Kino/Film: Soviet Posters of the Silent Screen, GRAD, 17 January – 29 March 2014

As the UK/Russia Year of Culture begins, GRAD (Gallery for Russian Arts and Design) collaborates with Antikbar to present Kino/Film: Soviet Posters of the Silent Screen. This exciting exhibition examines the golden age of Soviet film posters from the 1920s, co-curated by Elena Sudakova, director of GRAD, and film critic and art historian Lutz Becker. The show runs from 17 January to 29 March 2014.

The 1920s saw the advent of new and radical graphic design created to advertise silent films across the Soviet Union. Film posters of this era have become masterpieces in their own right, produced at a time when innovative on-screen techniques were being incorporated into the design of advertisements. Over 30 works by the brothers Georgii and Vladimir Stenberg, Yakov Ruklevsky, Aleksandr Naumov, Mikhail Dlugach and Nikolai Prusakov, will be on display.

A relatively new art form, film matched the revolutionary ethos of an emerging generation of artists for whom fine art was deemed bourgeois. The advantages of using film as a propaganda tool for the largely illiterate masses were not lost on the government, who supported the burgeoning film industry. A state-controlled organisation, Sovkino, managed the distribution of foreign films, including those from the US which were very popular; profits were used to subsidise domestic film production. These Soviet films soon gained an international reputation through feature-length masterworks such as Battleship Potemkin.

To accompany the exhibition GRAD will host screenings to showcase the innovative techniques employed by the poster artists and film-makers of this era. Excerpts of seminal films Battleship Potemkin, October and the ground-breaking documentary, The Man with the Movie Camera, will highlight the symbiotic relationship between the pioneering vision of directors such as Sergei Eisenstein and Dziga Vertov and the output of the poster artists engaged to promote them.

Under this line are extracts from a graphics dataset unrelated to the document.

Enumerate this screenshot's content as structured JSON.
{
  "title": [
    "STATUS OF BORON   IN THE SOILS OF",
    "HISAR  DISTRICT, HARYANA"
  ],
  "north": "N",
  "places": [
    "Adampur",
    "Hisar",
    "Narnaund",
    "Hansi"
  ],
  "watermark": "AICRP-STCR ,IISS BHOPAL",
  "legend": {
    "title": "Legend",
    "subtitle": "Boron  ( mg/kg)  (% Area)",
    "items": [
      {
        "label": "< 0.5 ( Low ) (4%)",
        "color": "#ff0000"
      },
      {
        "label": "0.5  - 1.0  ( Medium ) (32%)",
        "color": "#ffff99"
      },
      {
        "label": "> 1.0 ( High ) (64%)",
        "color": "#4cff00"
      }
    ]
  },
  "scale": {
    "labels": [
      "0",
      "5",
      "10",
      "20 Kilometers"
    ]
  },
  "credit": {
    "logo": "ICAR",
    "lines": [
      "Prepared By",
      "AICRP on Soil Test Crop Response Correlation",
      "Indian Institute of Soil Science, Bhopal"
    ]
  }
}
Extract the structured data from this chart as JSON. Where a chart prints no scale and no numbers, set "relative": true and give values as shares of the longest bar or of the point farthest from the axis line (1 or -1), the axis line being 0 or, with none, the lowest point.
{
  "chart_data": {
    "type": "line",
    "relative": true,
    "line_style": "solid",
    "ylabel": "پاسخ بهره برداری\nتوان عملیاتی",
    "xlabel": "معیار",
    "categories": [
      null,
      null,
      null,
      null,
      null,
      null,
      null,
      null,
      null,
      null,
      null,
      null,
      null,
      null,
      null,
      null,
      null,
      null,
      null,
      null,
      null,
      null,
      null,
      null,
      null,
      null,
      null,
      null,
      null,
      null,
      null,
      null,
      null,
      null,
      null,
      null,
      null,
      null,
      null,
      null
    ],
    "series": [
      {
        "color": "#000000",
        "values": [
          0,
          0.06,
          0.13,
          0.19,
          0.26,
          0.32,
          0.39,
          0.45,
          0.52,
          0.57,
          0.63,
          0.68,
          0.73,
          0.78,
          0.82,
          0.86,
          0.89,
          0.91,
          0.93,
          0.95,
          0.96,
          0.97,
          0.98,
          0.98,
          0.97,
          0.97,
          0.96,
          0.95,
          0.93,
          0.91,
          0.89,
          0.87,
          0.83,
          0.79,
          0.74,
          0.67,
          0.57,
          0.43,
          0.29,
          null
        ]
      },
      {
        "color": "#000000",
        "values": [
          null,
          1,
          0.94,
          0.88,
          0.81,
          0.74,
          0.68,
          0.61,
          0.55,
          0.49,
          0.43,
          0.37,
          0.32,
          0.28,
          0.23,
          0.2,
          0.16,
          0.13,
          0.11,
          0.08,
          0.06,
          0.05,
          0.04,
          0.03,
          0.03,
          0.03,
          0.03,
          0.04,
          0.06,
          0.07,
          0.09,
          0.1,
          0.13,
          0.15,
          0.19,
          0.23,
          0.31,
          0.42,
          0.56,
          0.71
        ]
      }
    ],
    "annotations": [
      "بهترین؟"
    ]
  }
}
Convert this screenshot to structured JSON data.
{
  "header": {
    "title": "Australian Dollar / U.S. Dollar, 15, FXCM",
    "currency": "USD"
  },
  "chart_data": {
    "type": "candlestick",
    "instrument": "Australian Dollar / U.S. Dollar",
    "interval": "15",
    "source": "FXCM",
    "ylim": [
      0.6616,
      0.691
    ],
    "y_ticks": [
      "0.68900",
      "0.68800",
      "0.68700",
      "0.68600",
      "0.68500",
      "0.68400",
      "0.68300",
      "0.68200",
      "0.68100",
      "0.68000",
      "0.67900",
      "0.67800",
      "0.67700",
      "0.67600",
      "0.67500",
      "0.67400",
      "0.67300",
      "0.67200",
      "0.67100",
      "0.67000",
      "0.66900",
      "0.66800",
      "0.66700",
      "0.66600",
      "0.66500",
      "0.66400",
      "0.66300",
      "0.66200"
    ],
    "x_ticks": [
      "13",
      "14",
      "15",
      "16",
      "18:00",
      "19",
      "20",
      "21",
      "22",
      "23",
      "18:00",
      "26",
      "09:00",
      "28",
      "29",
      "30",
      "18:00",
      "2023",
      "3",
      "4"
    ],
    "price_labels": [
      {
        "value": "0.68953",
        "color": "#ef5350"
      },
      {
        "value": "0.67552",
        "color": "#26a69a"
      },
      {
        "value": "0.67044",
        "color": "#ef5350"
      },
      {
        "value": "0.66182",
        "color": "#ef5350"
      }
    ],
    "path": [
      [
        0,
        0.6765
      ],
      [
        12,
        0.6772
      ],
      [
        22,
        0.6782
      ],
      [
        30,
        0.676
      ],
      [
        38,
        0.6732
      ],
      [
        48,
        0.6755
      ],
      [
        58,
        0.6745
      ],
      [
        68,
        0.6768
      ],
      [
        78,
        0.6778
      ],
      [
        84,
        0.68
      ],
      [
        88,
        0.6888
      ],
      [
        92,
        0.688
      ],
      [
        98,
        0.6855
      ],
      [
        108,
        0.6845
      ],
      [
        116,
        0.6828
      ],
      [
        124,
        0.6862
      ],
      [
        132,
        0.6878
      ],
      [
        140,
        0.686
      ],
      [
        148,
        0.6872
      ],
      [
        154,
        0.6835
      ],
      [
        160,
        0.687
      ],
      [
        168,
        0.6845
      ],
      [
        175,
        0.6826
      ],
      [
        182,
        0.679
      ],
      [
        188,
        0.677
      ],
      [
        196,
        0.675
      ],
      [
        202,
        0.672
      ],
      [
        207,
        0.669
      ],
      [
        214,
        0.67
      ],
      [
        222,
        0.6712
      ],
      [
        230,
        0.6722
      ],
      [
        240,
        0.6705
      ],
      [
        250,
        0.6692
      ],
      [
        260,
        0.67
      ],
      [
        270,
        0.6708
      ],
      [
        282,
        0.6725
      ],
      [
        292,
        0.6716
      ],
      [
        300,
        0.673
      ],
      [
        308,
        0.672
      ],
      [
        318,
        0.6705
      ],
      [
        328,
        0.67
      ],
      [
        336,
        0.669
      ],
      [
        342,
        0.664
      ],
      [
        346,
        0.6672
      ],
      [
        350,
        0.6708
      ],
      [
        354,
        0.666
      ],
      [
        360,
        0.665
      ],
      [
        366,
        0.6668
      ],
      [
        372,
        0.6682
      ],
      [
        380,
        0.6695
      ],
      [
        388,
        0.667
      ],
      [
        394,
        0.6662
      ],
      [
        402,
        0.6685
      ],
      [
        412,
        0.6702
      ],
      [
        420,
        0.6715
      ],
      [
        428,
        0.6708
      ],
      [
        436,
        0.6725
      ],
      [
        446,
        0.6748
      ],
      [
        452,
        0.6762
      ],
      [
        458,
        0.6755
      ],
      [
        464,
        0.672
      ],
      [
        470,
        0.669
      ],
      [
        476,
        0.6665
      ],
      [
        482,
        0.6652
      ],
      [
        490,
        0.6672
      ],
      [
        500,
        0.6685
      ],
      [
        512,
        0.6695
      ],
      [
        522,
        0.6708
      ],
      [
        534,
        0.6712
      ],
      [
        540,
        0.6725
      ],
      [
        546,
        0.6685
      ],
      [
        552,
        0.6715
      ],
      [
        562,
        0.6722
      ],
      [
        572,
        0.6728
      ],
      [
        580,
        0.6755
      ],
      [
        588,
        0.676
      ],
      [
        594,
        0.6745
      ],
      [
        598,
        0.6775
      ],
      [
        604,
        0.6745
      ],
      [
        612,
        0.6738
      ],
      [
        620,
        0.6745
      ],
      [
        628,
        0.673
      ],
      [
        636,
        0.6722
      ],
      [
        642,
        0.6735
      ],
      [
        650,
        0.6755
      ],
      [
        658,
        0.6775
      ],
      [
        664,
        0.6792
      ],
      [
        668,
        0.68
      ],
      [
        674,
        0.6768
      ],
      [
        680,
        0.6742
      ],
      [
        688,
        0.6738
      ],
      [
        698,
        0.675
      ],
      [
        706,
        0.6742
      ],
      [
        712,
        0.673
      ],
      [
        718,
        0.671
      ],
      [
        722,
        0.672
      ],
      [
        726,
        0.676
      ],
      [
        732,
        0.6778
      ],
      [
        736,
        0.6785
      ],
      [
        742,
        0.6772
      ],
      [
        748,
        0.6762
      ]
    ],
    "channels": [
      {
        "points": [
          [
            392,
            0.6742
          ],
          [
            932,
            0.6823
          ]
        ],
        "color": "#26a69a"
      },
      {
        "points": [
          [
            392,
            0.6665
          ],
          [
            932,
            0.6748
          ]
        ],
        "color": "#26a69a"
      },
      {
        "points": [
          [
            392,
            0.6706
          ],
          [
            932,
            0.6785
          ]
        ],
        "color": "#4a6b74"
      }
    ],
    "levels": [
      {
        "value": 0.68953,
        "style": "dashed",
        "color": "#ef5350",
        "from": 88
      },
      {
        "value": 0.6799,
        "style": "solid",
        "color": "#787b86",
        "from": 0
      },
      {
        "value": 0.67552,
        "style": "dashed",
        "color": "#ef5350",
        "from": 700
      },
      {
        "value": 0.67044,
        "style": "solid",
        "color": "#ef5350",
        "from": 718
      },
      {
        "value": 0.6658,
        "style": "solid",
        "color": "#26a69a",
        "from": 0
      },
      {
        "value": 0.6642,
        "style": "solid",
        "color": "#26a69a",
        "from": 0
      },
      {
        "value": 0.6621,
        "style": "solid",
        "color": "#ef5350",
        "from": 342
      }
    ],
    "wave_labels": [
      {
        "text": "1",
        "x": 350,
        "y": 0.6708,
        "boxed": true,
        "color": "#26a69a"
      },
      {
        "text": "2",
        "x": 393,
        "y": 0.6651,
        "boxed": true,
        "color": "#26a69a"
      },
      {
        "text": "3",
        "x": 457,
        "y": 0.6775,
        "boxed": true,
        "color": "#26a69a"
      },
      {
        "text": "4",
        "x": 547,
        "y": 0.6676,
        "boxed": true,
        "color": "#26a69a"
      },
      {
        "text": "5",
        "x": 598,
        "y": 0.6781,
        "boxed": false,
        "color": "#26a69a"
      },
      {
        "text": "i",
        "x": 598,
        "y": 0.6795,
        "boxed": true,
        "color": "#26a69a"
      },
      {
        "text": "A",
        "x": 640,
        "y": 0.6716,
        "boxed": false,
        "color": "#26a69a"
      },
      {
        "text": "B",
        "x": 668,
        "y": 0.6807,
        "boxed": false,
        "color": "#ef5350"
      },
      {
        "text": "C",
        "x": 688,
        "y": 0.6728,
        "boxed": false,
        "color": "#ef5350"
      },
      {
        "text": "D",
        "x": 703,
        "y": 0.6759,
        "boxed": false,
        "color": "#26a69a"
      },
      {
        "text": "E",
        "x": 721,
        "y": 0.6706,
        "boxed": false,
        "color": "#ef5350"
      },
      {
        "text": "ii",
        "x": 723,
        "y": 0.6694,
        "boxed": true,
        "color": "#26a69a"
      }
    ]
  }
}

Techniques such as cinematic montage, repetition, asymmetric viewpoints and dramatic foreshortenings were used in the creation of both the films and the posters, leading to the appearance of a distinctive and highly influential body of design. Mass produced during the 1920s, the posters were made for one use only and few originals survive. The exhibition at GRAD is a rare opportunity to see these seminal works, many of which have not been exhibited in the UK before.